Nouvelle escalade dans les relations franco-turques

  • La présidentielle de 2022 en France, la solidarité avec la Grèce et les tensions dans l’islam de France sont les principaux moteurs des actuelles tensions entre les deux pays
  • Une subvention accordée par la mairie de Strasbourg pour la construction d'une mosquée, soutenue par une association turque proche d’Erdogan, a attisé les tensions

PARIS: Une fois de plus, le torchon brûle entre la France et la Turquie. La mise en garde d’Emmanuel Macron contre une possible ingérence turque dans l’élection présidentielle française de 2022, l’indéfectible solidarité française avec la Grèce, et la question de l’islam en France sont les nouveaux moteurs des tensions franco-turques, qui n’ont pas baissé d’intensité depuis la fin de 2019. Des deux côtés, la passion et les intérêts contradictoires l’emportent sur les tentatives d’apaisement.

À l’automne 2020, l’ingérence turque dans le Haut-Karabakh, la tension dans l’est de la Méditerranée et la poursuite de l’interventionnisme turc en Syrie et en Libye, ont provoqué une crise aiguë entre Paris et Ankara, conduisant à un duel sans merci entre Erdogan et Macron. Il faut ajouter à ces facteurs la résurgence des tensions dans l’affaire des caricatures du prophète dans le journal satirique Charlie Hebdo suivies de l’assassinat de Samuel Paty, d’actions terroristes et de réactions au discours des Mureaux entraînant l’appel au boycott des produits français.

À la suite de l’élection de Joe Biden, de la pression européenne et des développements récents en Libye, Erdogan effectue un virage tactique au Moyen-Orient, également motivé par une économie turque chancelante et les préparatifs des élections générales de 2023. Le président turc a en effet infléchi ses positions sur l’Égypte (autrefois vilipendée par Erdogan, grand soutien des Frères musulmans, exilés en Turquie), l’Arabie saoudite et l’Union européenne (UE). De nombreuses questions se posent sur les raisons de ce virage et sur sa continuité sur le long terme. Le «nouveau sultan» ne change cependant pas si rapidement son orientation idéologique ni son choix nationaliste, il s’adapte avant tout pour rebondir plus tard, comme l’atteste sa relation toujours trouble avec la France. Les messages cryptés entre les deux parties, et parfois même directement entre Macron et Erdogan, sont révélateurs de liens distants et méfiants.

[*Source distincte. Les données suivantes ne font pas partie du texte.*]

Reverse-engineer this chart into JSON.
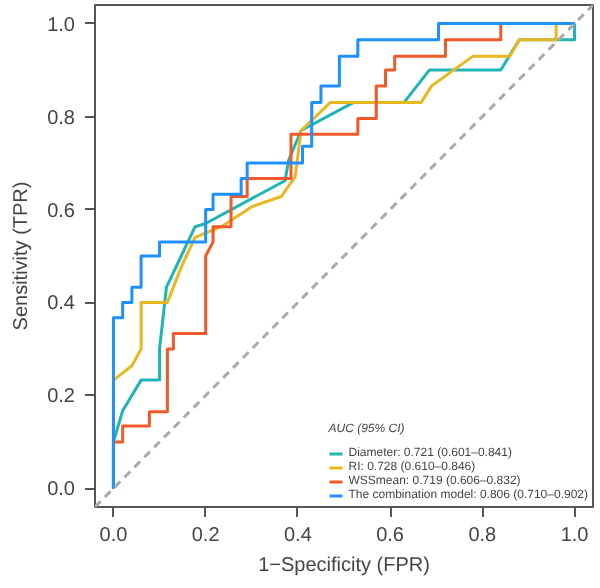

Financement de l’islam de France  

Récemment, le ministre français de l'Intérieur, Gérald Darmanin, a annoncé son intention de déposer un recours devant le tribunal administratif de la ville de Strasbourg concernant la délibération du conseil municipal de la ville approuvant «le principe d’une subvention» de 2,5 millions d’euros pour la construction de la mosquée Eyyub Sultan (avec son gracieux minaret) dans la ville. Le projet de construction de la mosquée est porté par l’association turque Milli Görüs.

Des cercles proches du ministre français se sont aperçus que la maire de Strasbourg, Mme Jeanne Barseghian, édile écologiste d'origine arménienne, a facilité de nombreuses procédures pour subventionner ce projet de construction d'une mosquée sous la tutelle de l'association turque. Le ministre de l’Intérieur met en garde sur cette association, et les questions qu’elle pose, traçant des lignes rouges. Celle-ci a récemment refusé de signer la charte de «valeurs républicaines» de l’islam  de France voulue par l’exécutif français (une ébauche d’un contrat entre les communautés musulmanes et la nation française).

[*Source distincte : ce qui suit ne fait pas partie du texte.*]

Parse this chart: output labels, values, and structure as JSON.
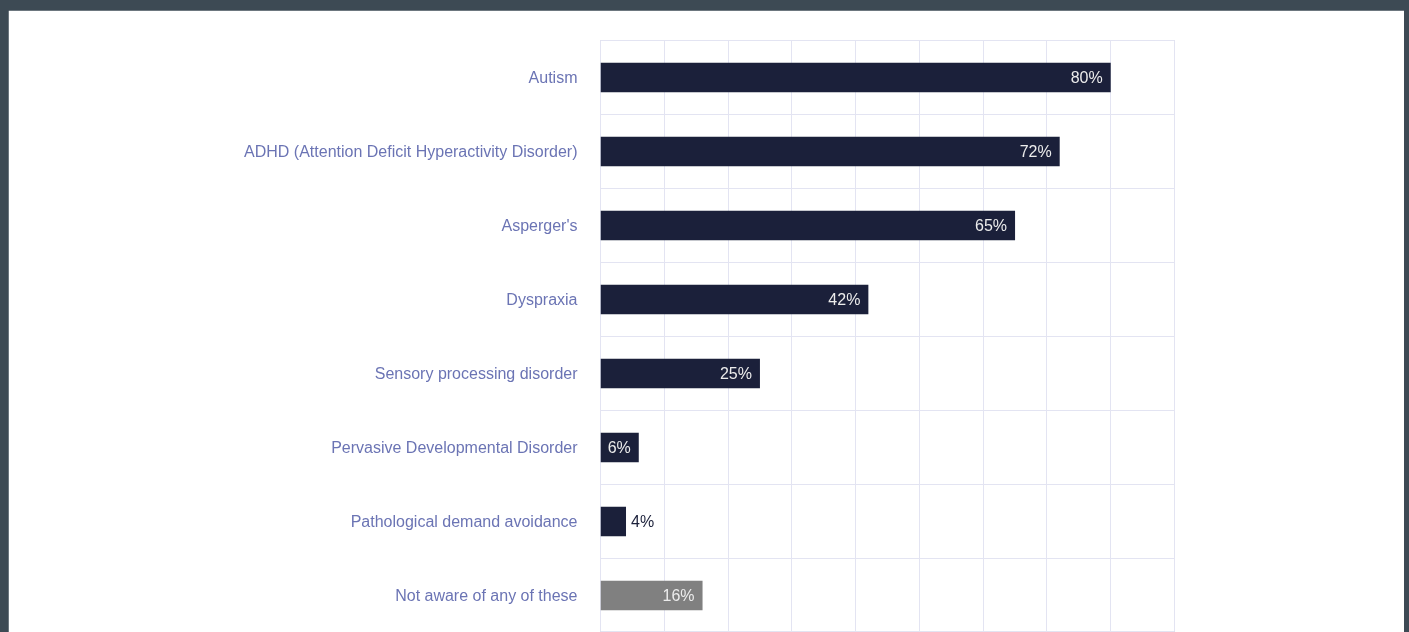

Le président français a aussi vivement attaqué la propagande turque, mettant l’accent sur l'injustice subie par des communautés musulmanes en France

Khattar Abou Diab

Il convient d’indiquer dans ce contexte les récents rapports qui sont produits par Gérald Darmanin à destination de l'Elysée, qui mettent en garde le président Emmanuel Macron sur le rôle de l’association Milli Görüs. Pour le ministère de l’Intérieur, son rôle dépasse des actions caritatives et humanitaires, et pour lui, l’association joue un rôle purement politique et sécuritaire. Cette crainte d’infiltration ou de «pénétration» turque obsède les cercles français. Darmanin est soutenu par la droite en général et notamment par Virginie Joron, une députée européenne, membre du Rassemblement national de Marine Le Pen.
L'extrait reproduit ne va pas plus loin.